3.Mengupayakan permufakatan antara kedua belah pihak dengan mempedomani ketentuan Perundang-undangan yang berlaku. Namun Surat dari Ketua DPRD Kota Bekasi yang dilayangkan kepada Walikota Bekasi tersebut, juga di tembuskan kepada Ketua Komnas HAM R.I, Ketua Ombudsman R.I, dan Gubernur Jawa Barat tidak dapat diindahkan oleh pemerintah Kota Bekasi, Pasalnya Ashari Kepala Bidang Pengendalian Ruang Dinas Tata Ruang Kota Bekasi beralasan dengan, “Surat ketua DPRD itu ditunjukan kepada Walikota, dan mungkin baru tadi malam. Buat kami surat perintah tugas yang pertama diberikan oleh Walikota itu menjadi bagian yang baku, sepanjang belum ada perintah selanjutnya, artinya perintah tersebut menjadi mengikat kami untuk melaksanakan eksekusi ini”, Jelas Ashari dalam wawancara kepada awak media.

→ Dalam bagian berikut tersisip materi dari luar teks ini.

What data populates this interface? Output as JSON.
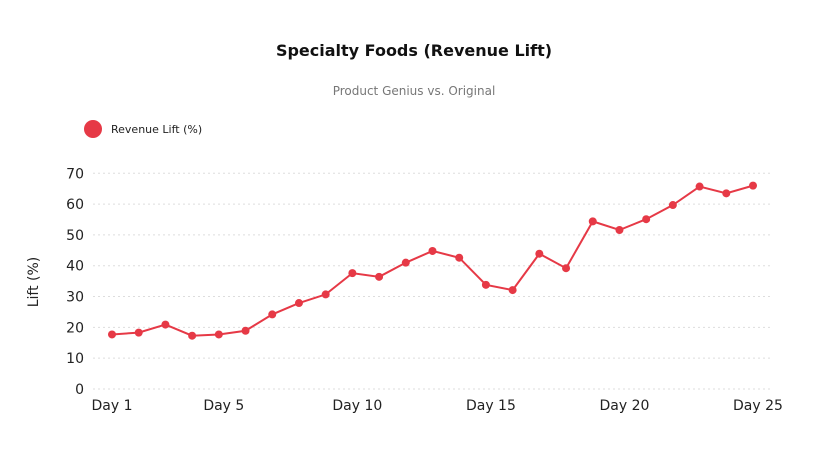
{
  "chart_data": {
    "type": "line",
    "title": "Specialty Foods (Revenue Lift)",
    "subtitle": "Product Genius vs. Original",
    "xlabel": "",
    "ylabel": "Lift (%)",
    "ylim": [
      0,
      70
    ],
    "yticks": [
      "0",
      "10",
      "20",
      "30",
      "40",
      "50",
      "60",
      "70"
    ],
    "grid": true,
    "legend_position": "top-left",
    "categories": [
      "Day 1",
      "Day 2",
      "Day 3",
      "Day 4",
      "Day 5",
      "Day 6",
      "Day 7",
      "Day 8",
      "Day 9",
      "Day 10",
      "Day 11",
      "Day 12",
      "Day 13",
      "Day 14",
      "Day 15",
      "Day 16",
      "Day 17",
      "Day 18",
      "Day 19",
      "Day 20",
      "Day 21",
      "Day 22",
      "Day 23",
      "Day 24",
      "Day 25"
    ],
    "xtick_labels": [
      "Day 1",
      "Day 5",
      "Day 10",
      "Day 15",
      "Day 20",
      "Day 25"
    ],
    "series": [
      {
        "name": "Revenue Lift (%)",
        "color": "#e63946",
        "values": [
          17.7,
          18.3,
          20.9,
          17.3,
          17.7,
          18.9,
          24.2,
          27.9,
          30.7,
          37.6,
          36.4,
          41.0,
          44.8,
          42.6,
          33.8,
          32.1,
          43.9,
          39.2,
          54.4,
          51.6,
          55.1,
          59.7,
          65.7,
          63.5,
          66.0
        ]
      }
    ]
  }
}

Terkait sosialisasi yang di sesalkan mahasiswa dan warga setempat juga di bantah oleh Kepala Bidang Pengendalian Ruang Distaru Kota Bekasi, Di kutip dari Wartakotalive.com Ashari menyebutkan sebelum dilakukan pembongkaran pihaknya telah melakukan sosialisasi sejak 6 bulan lalu. Mulai dari tingkat RT/RW, Kelurahan hingga Kecamatan.
Tidak berhenti disini, media Suara Keadilan tetap menelusuri kejanggalan yang dimiliki mahasiswa dan warga setempat. Bantahan yang disebutkan Ashari terkait tidak adanya sosialisasi juga bertolak belakang dengan keterangan yang diberikan mashasiswa, pasalnya dimana mahasiswa bernama Rouf menyampaikan kepada media Suara Keadilan, “Sebelum Surat Peringatan itu, ada surat pemberitahuan dulu. Pemberitahuan bahwa akan adanya normalisasi di daerah sini, tapi pada kenyataan-nya yang terjadi disini, itu tidak ada”, Ucapnya menjabarkan proses tahapan yang seharusnya dilakukan pemerintah Kota Bekasi.
Rouf salah satu mahasiswa yang tergabung di dalam PMII juga sempat menerangkan kepada media Suara Keadilan bahwa Pergerakan Mahasiswa Islam Indonesia pernah menanyakan langsung terkait pembongkaran bangunan liar ini kepada pihak RT dan RW setempat, dimana dari hasil pertanyaan tersebut, RT dan RW mengaku bahwa tidak dilibatkan dalam hal ini, “Lah kami tidak dilibatkan”, Rouf menirukan singkat jawaban dari RT dan RW.
“Akhirnya kami meminta Surat Pernyataan dari RT/RW bahwa mereka tidak dilibatkan”, Ungkapnya menambahkan.Selain itu mahasiswa juga menyampaikan aspirasi mereka terkait surat penawaran relokasi yang diberikan pemerintah Kota Bekasi pada tanggal 24 Juli 2019, “Baru kemarin surat-nya turun, andaikan dari minggu lalu mungkin masyarakat sudah tenang dong…. tapi baru kemarin H-1”, Jelas Rouf.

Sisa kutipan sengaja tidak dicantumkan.